Les faits qui s’ensuivent restent flous, bien qu’indiciblement violents. D’une façon ou d’une autre, la victime aurait perdu son casque dans la chute, à moins qu’on ne lui ait enlevé : c’est la tête nue que le jeune homme de 16 ans subit de multiples coups de bâtons. Ces derniers se brisent sur lui, les assaillants les remplacent et reviennent à la charge. Coups de pieds, coups de poings, coups portés avec son propre casque : les mutilations se multiplient, les assaillants allant même jusqu’à sauter sur la victime à pieds joints, pour au moins deux d’entre eux. La victime inerte se serait ensuite faite traînée sur le sol, déshabillée, recouverte d’un sac poubelle et laissée pour morte sur le bord de la chaussée. L’origine d’une tétraplégie permanente.
« Ce jour-là, mon client a perdu l’usage d’une partie de son corps et une partie de son âme sur cette chaussée sanglante »
Dix longues minutes d’un calvaire perpétré par au moins 15 individus, dont au moins 11 mineurs. Concernant les six présentés devant la cour d’Assises des mineurs, l’avocat général les aura fermement condamnés dans son réquisitoire.
Les peines requises se veulent lourdes : deux ans d’emprisonnement pour l’un des accusés, dix ans pour quatre d’entre eux, et quinze ans pour l’instigateur présumé des faits.

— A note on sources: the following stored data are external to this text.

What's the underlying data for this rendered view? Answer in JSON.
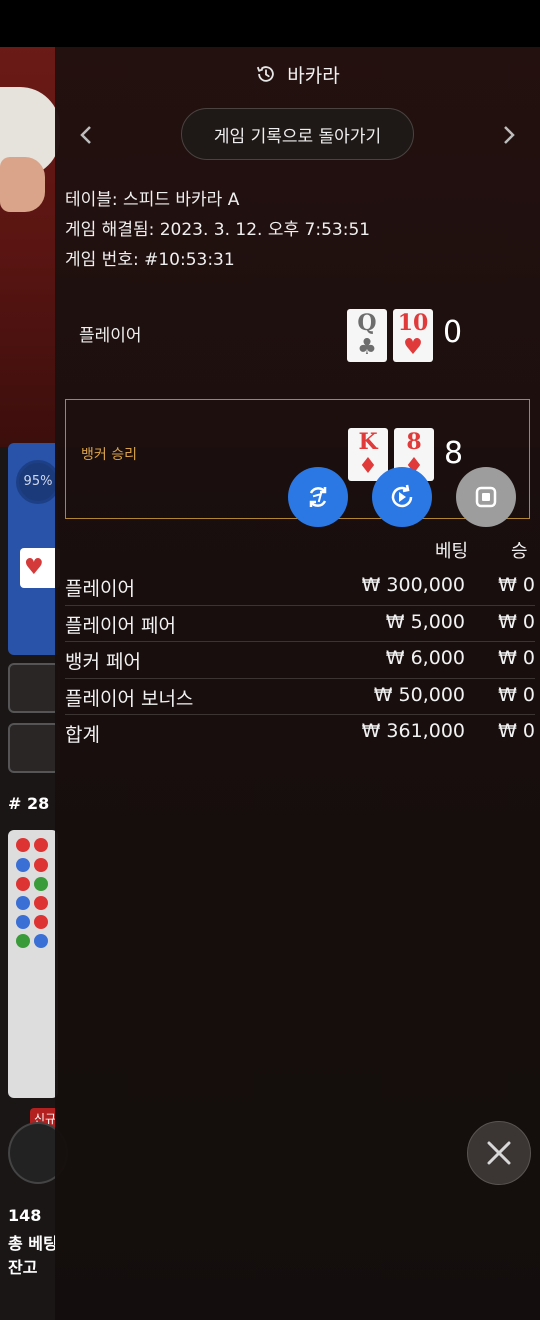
{
  "background": {
    "win_percent": "95%",
    "round_label": "# 28",
    "new_badge": "신규",
    "players_count": "148",
    "total_bet_label": "총 베팅",
    "balance_label": "잔고"
  },
  "panel": {
    "title": "바카라",
    "back_button": "게임 기록으로 돌아가기",
    "table_line": "테이블: 스피드 바카라 A",
    "resolved_line": "게임 해결됨: 2023. 3. 12. 오후 7:53:51",
    "game_number_line": "게임 번호: #10:53:31",
    "player": {
      "label": "플레이어",
      "cards": [
        {
          "rank": "Q",
          "suit": "♣",
          "color": "grey"
        },
        {
          "rank": "10",
          "suit": "♥",
          "color": "red"
        }
      ],
      "score": "0"
    },
    "banker": {
      "label": "뱅커 승리",
      "cards": [
        {
          "rank": "K",
          "suit": "♦",
          "color": "red"
        },
        {
          "rank": "8",
          "suit": "♦",
          "color": "red"
        }
      ],
      "score": "8"
    },
    "bets_header": {
      "bet": "베팅",
      "win": "승"
    },
    "bets": [
      {
        "name": "플레이어",
        "amount": "₩ 300,000",
        "win": "₩ 0"
      },
      {
        "name": "플레이어 페어",
        "amount": "₩ 5,000",
        "win": "₩ 0"
      },
      {
        "name": "뱅커 페어",
        "amount": "₩ 6,000",
        "win": "₩ 0"
      },
      {
        "name": "플레이어 보너스",
        "amount": "₩ 50,000",
        "win": "₩ 0"
      },
      {
        "name": "합계",
        "amount": "₩ 361,000",
        "win": "₩ 0"
      }
    ],
    "colors": {
      "accent_blue": "#2b78e4",
      "banker_gold": "#b28532",
      "card_red": "#e03a3a"
    }
  }
}
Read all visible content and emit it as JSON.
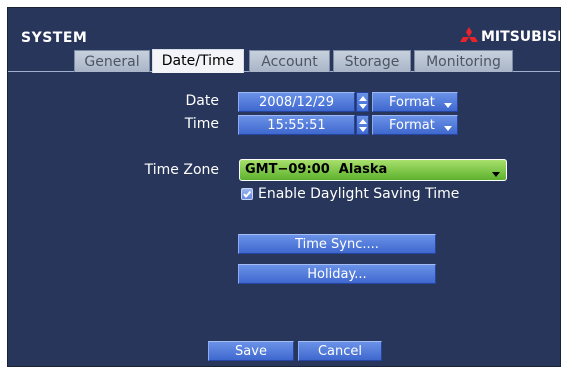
{
  "header": {
    "title": "SYSTEM",
    "brand": "MITSUBISHI",
    "brand_color": "#e8242a"
  },
  "tabs": [
    {
      "label": "General",
      "active": false
    },
    {
      "label": "Date/Time",
      "active": true
    },
    {
      "label": "Account",
      "active": false
    },
    {
      "label": "Storage",
      "active": false
    },
    {
      "label": "Monitoring",
      "active": false
    }
  ],
  "date": {
    "label": "Date",
    "value": "2008/12/29",
    "format_label": "Format"
  },
  "time": {
    "label": "Time",
    "value": "15:55:51",
    "format_label": "Format"
  },
  "timezone": {
    "label": "Time Zone",
    "value": "GMT−09:00  Alaska"
  },
  "dst": {
    "label": "Enable Daylight Saving Time",
    "checked": true
  },
  "buttons": {
    "time_sync": "Time Sync....",
    "holiday": "Holiday...",
    "save": "Save",
    "cancel": "Cancel"
  },
  "colors": {
    "background": "#27365a",
    "button": "#4f78db",
    "dropdown": "#7ec84a"
  }
}
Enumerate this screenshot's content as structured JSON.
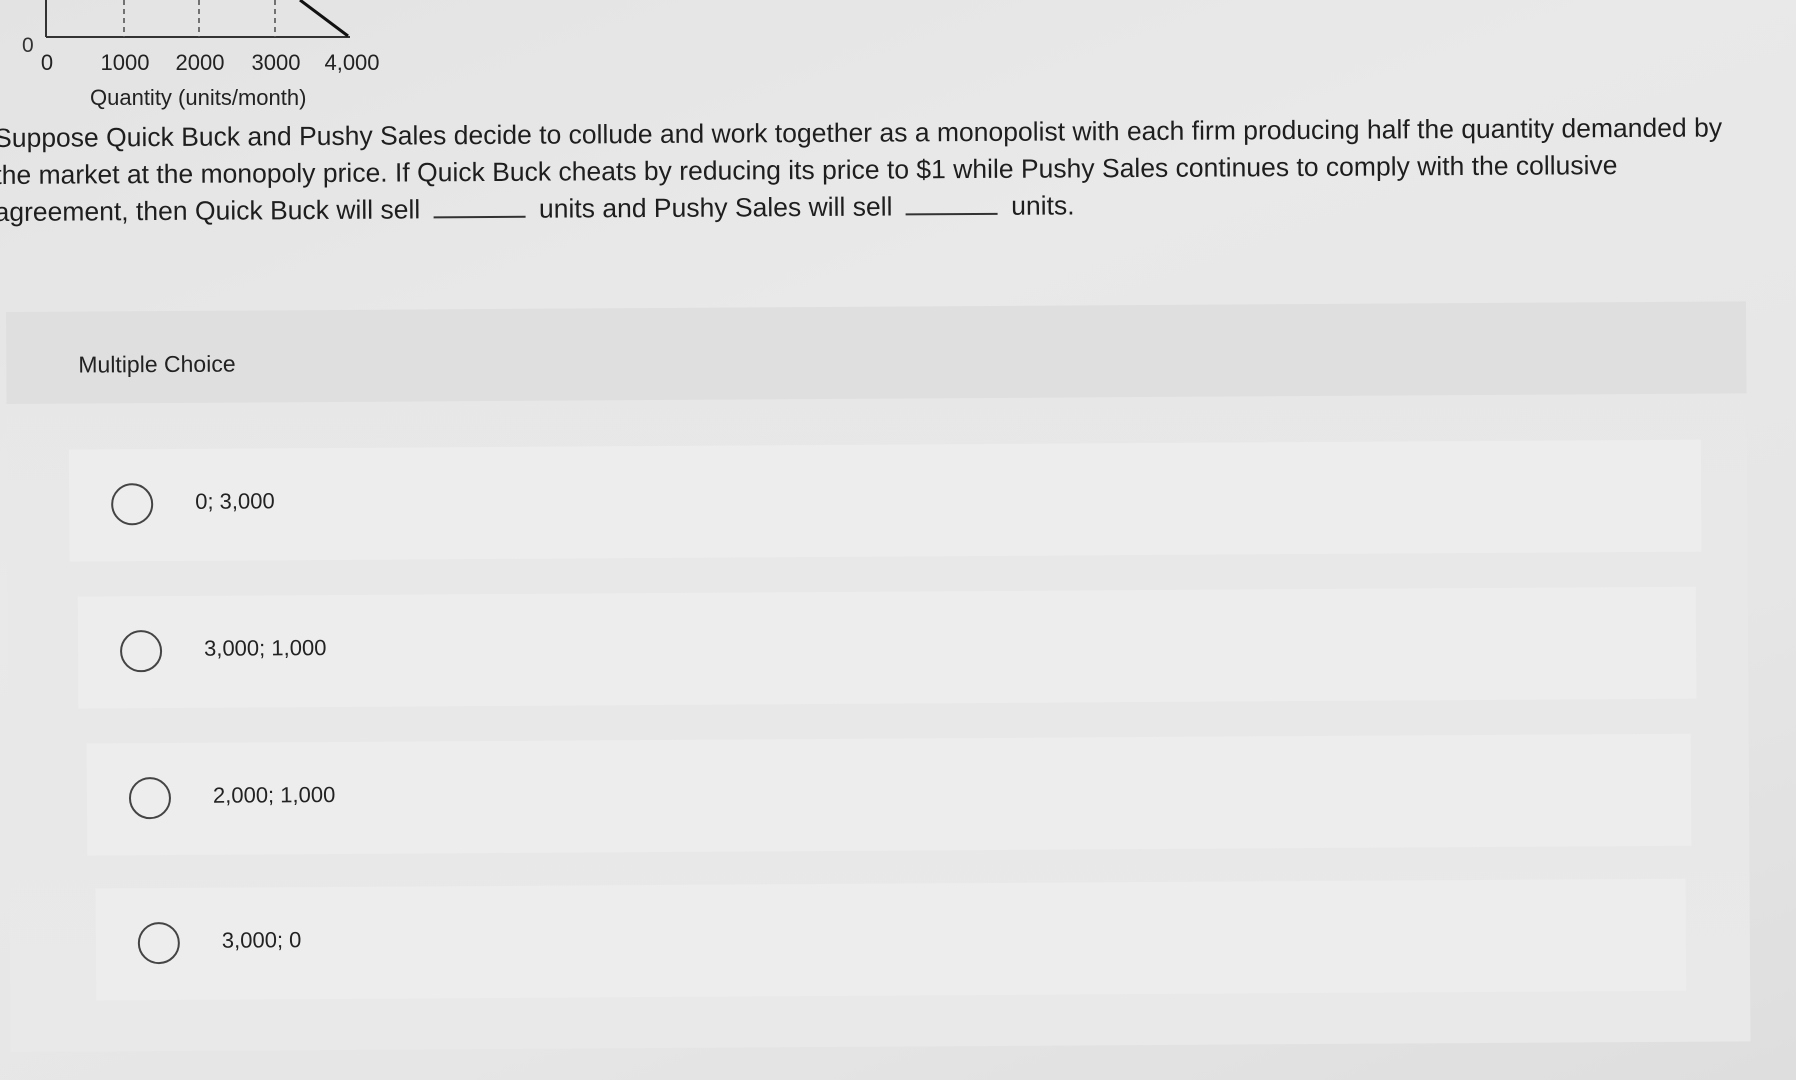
{
  "chart_fragment": {
    "y_origin_label": "0",
    "x_ticks": [
      "0",
      "1000",
      "2000",
      "3000",
      "4,000"
    ],
    "x_axis_label": "Quantity (units/month)"
  },
  "question": {
    "text_1": "Suppose Quick Buck and Pushy Sales decide to collude and work together as a monopolist with each firm producing half the quantity demanded by the market at the monopoly price. If Quick Buck cheats by reducing its price to $1 while Pushy Sales continues to comply with the collusive agreement, then Quick Buck will sell",
    "text_2": "units and Pushy Sales will sell",
    "text_3": "units."
  },
  "multiple_choice": {
    "title": "Multiple Choice",
    "options": [
      {
        "label": "0; 3,000"
      },
      {
        "label": "3,000; 1,000"
      },
      {
        "label": "2,000; 1,000"
      },
      {
        "label": "3,000; 0"
      }
    ]
  }
}
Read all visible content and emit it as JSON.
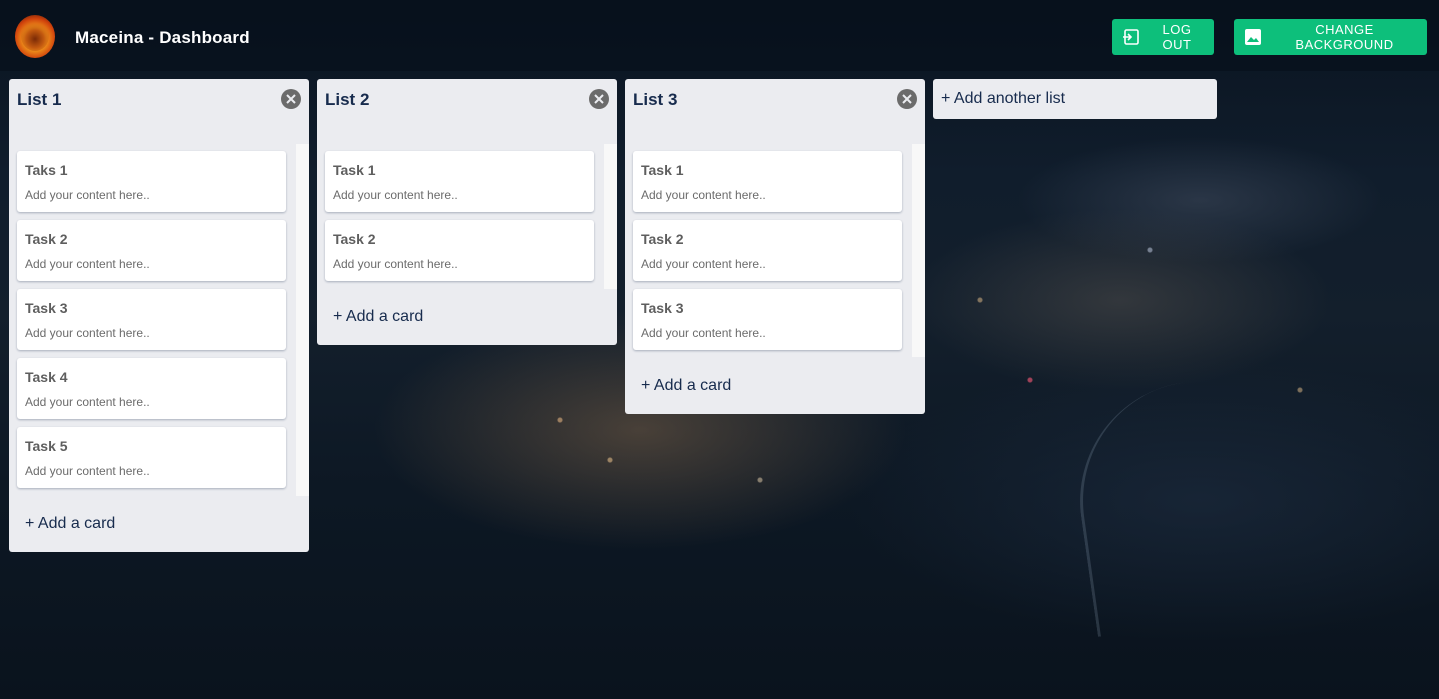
{
  "header": {
    "title": "Maceina - Dashboard",
    "logo": "lion-logo",
    "logout_label": "LOG OUT",
    "change_bg_label": "CHANGE BACKGROUND"
  },
  "colors": {
    "accent": "#0dbf7b",
    "list_bg": "#ebecf0",
    "card_bg": "#ffffff"
  },
  "lists": [
    {
      "title": "List 1",
      "cards": [
        {
          "title": "Taks 1",
          "content": "Add your content here.."
        },
        {
          "title": "Task 2",
          "content": "Add your content here.."
        },
        {
          "title": "Task 3",
          "content": "Add your content here.."
        },
        {
          "title": "Task 4",
          "content": "Add your content here.."
        },
        {
          "title": "Task 5",
          "content": "Add your content here.."
        }
      ],
      "add_card_label": "+ Add a card"
    },
    {
      "title": "List 2",
      "cards": [
        {
          "title": "Task 1",
          "content": "Add your content here.."
        },
        {
          "title": "Task 2",
          "content": "Add your content here.."
        }
      ],
      "add_card_label": "+ Add a card"
    },
    {
      "title": "List 3",
      "cards": [
        {
          "title": "Task 1",
          "content": "Add your content here.."
        },
        {
          "title": "Task 2",
          "content": "Add your content here.."
        },
        {
          "title": "Task 3",
          "content": "Add your content here.."
        }
      ],
      "add_card_label": "+ Add a card"
    }
  ],
  "add_list_label": "+ Add another list"
}
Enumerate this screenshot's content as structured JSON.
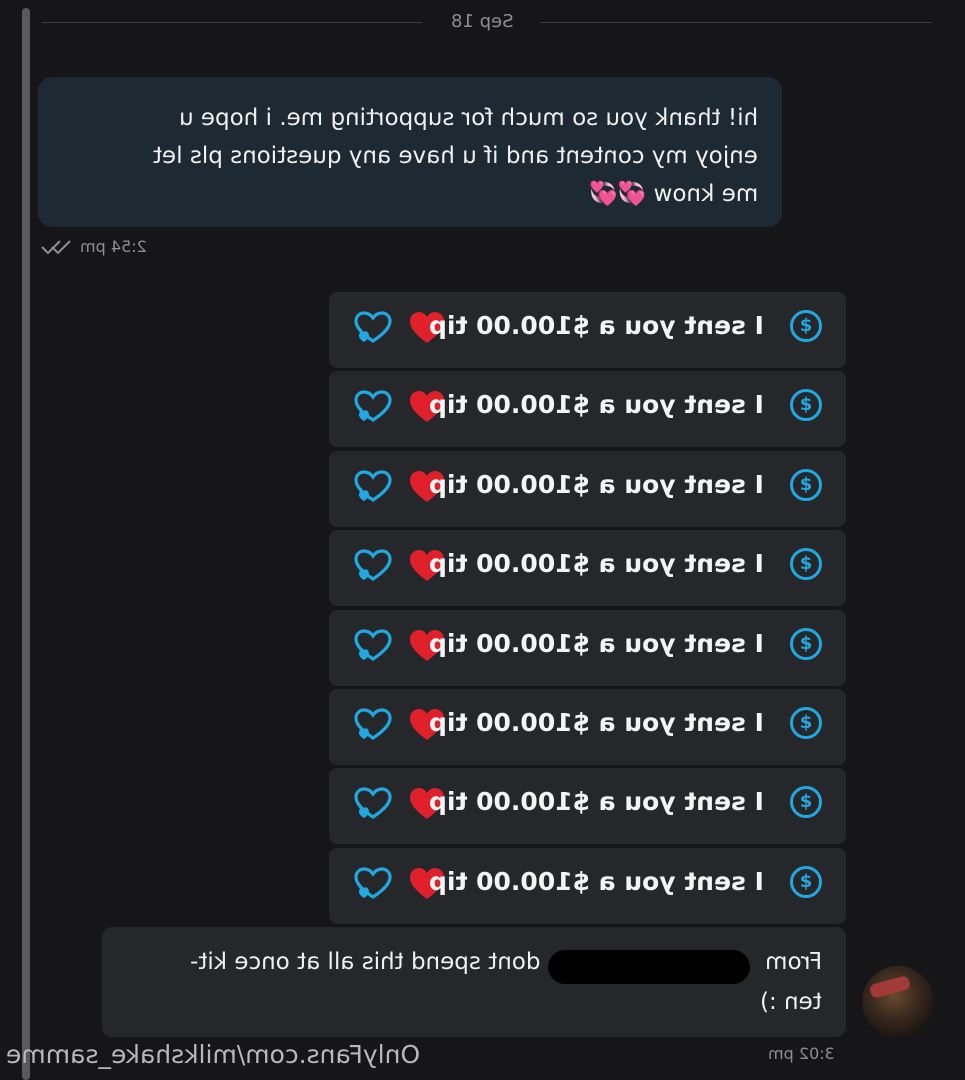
{
  "date_separator": "Sep 18",
  "incoming_message": {
    "lines": [
      "hi! thank you so much for supporting me. i hope u",
      "enjoy my content and if u have any questions pls let",
      "me know 💞💞"
    ],
    "time": "2:54 pm"
  },
  "tips": [
    {
      "text": "I sent you a $100.00 tip",
      "coin_icon": "dollar-coin-icon",
      "heart_icon": "red-heart-icon",
      "like_icon": "heart-outline-icon"
    },
    {
      "text": "I sent you a $100.00 tip",
      "coin_icon": "dollar-coin-icon",
      "heart_icon": "red-heart-icon",
      "like_icon": "heart-outline-icon"
    },
    {
      "text": "I sent you a $100.00 tip",
      "coin_icon": "dollar-coin-icon",
      "heart_icon": "red-heart-icon",
      "like_icon": "heart-outline-icon"
    },
    {
      "text": "I sent you a $100.00 tip",
      "coin_icon": "dollar-coin-icon",
      "heart_icon": "red-heart-icon",
      "like_icon": "heart-outline-icon"
    },
    {
      "text": "I sent you a $100.00 tip",
      "coin_icon": "dollar-coin-icon",
      "heart_icon": "red-heart-icon",
      "like_icon": "heart-outline-icon"
    },
    {
      "text": "I sent you a $100.00 tip",
      "coin_icon": "dollar-coin-icon",
      "heart_icon": "red-heart-icon",
      "like_icon": "heart-outline-icon"
    },
    {
      "text": "I sent you a $100.00 tip",
      "coin_icon": "dollar-coin-icon",
      "heart_icon": "red-heart-icon",
      "like_icon": "heart-outline-icon"
    },
    {
      "text": "I sent you a $100.00 tip",
      "coin_icon": "dollar-coin-icon",
      "heart_icon": "red-heart-icon",
      "like_icon": "heart-outline-icon"
    }
  ],
  "outgoing_message": {
    "line1_from": "From",
    "line1_rest": "dont spend this all at once kit-",
    "line2": "ten :)",
    "time": "3:02 pm"
  },
  "coin_symbol": "$",
  "watermark": "OnlyFans.com/milkshake_samme",
  "colors": {
    "background": "#161618",
    "incoming_bubble": "#1d2a33",
    "outgoing_bubble": "#26272b",
    "accent_blue": "#1fa9e0",
    "heart_red": "#e0202a"
  }
}
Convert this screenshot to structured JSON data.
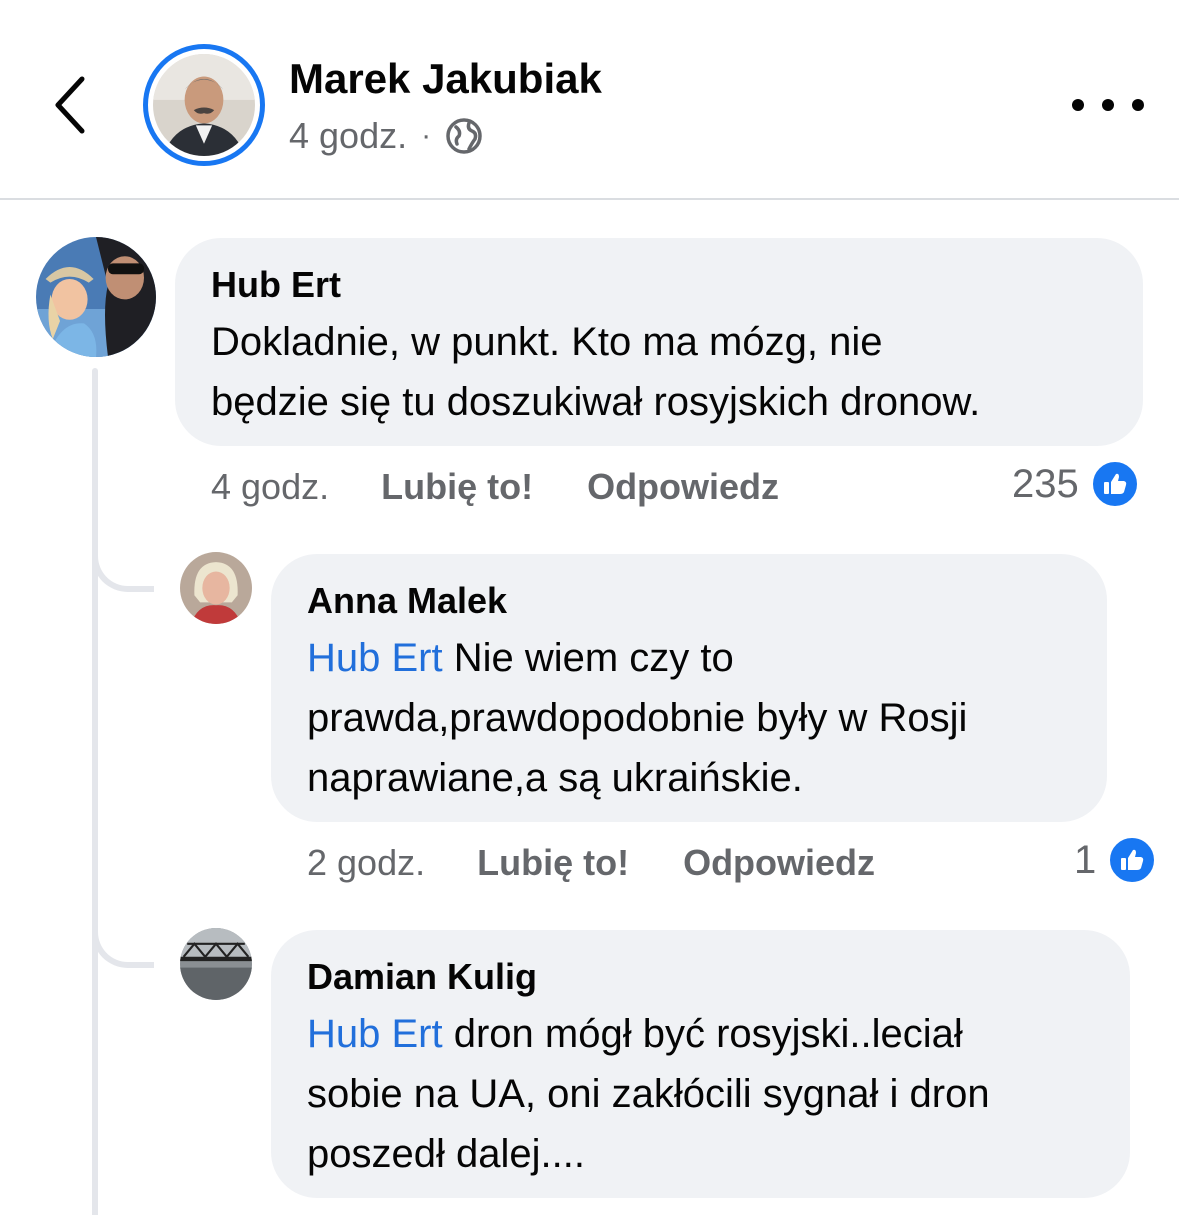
{
  "header": {
    "author_name": "Marek Jakubiak",
    "time": "4 godz.",
    "separator": "·",
    "icons": {
      "back": "chevron-left-icon",
      "privacy": "globe-icon",
      "more": "more-horizontal-icon"
    }
  },
  "colors": {
    "accent": "#1877f2",
    "mention": "#216fdb",
    "bubble": "#f0f2f5",
    "meta_text": "#65676b",
    "thread_line": "#e4e6eb"
  },
  "comments": [
    {
      "author": "Hub Ert",
      "mention": "",
      "text_line1": "Dokladnie, w punkt. Kto ma mózg, nie",
      "text_line2": "będzie się tu doszukiwał rosyjskich dronow.",
      "text_line3": "",
      "time": "4 godz.",
      "like_label": "Lubię to!",
      "reply_label": "Odpowiedz",
      "like_count": "235"
    },
    {
      "author": "Anna Malek",
      "mention": "Hub Ert",
      "text_line1": " Nie wiem czy to",
      "text_line2": "prawda,prawdopodobnie były w Rosji",
      "text_line3": "naprawiane,a są ukraińskie.",
      "time": "2 godz.",
      "like_label": "Lubię to!",
      "reply_label": "Odpowiedz",
      "like_count": "1"
    },
    {
      "author": "Damian Kulig",
      "mention": "Hub Ert",
      "text_line1": " dron mógł być rosyjski..leciał",
      "text_line2": "sobie na UA, oni zakłócili sygnał i dron",
      "text_line3": "poszedł dalej...."
    }
  ]
}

Selon lui, l’attaque n’aurait pas été directement dirigée contre le conducteur du scooter, mais s’inscrivant dans un conflit historique entre les deux villages.
Durant sa plaidoirie, l’avocat de la victime déclarera au tribunal et aux jurés que « ce jour-là, mon client a perdu l’usage d’une partie de son corps et une partie de son âme sur cette chaussée sanglante. Ce jour-là, les accusés ont choisi de l’asseoir définitivement dans un fauteuil, pour le restant de sa vie. Rendez-lui son statut de victime, et l’humanité qu’ils ont voulue lui voler. »
Finalement, après plusieurs heures d’attente, deux des accusés seront reconnus coupables de tentative d’assassinat et violences aggravées, soit respectivement 10 et 7 années d’emprisonnement. Les quatre autres accusés seront eux reconnus coupables de violences aggravées, et écoperont de peines allant de 2 à 3 ans.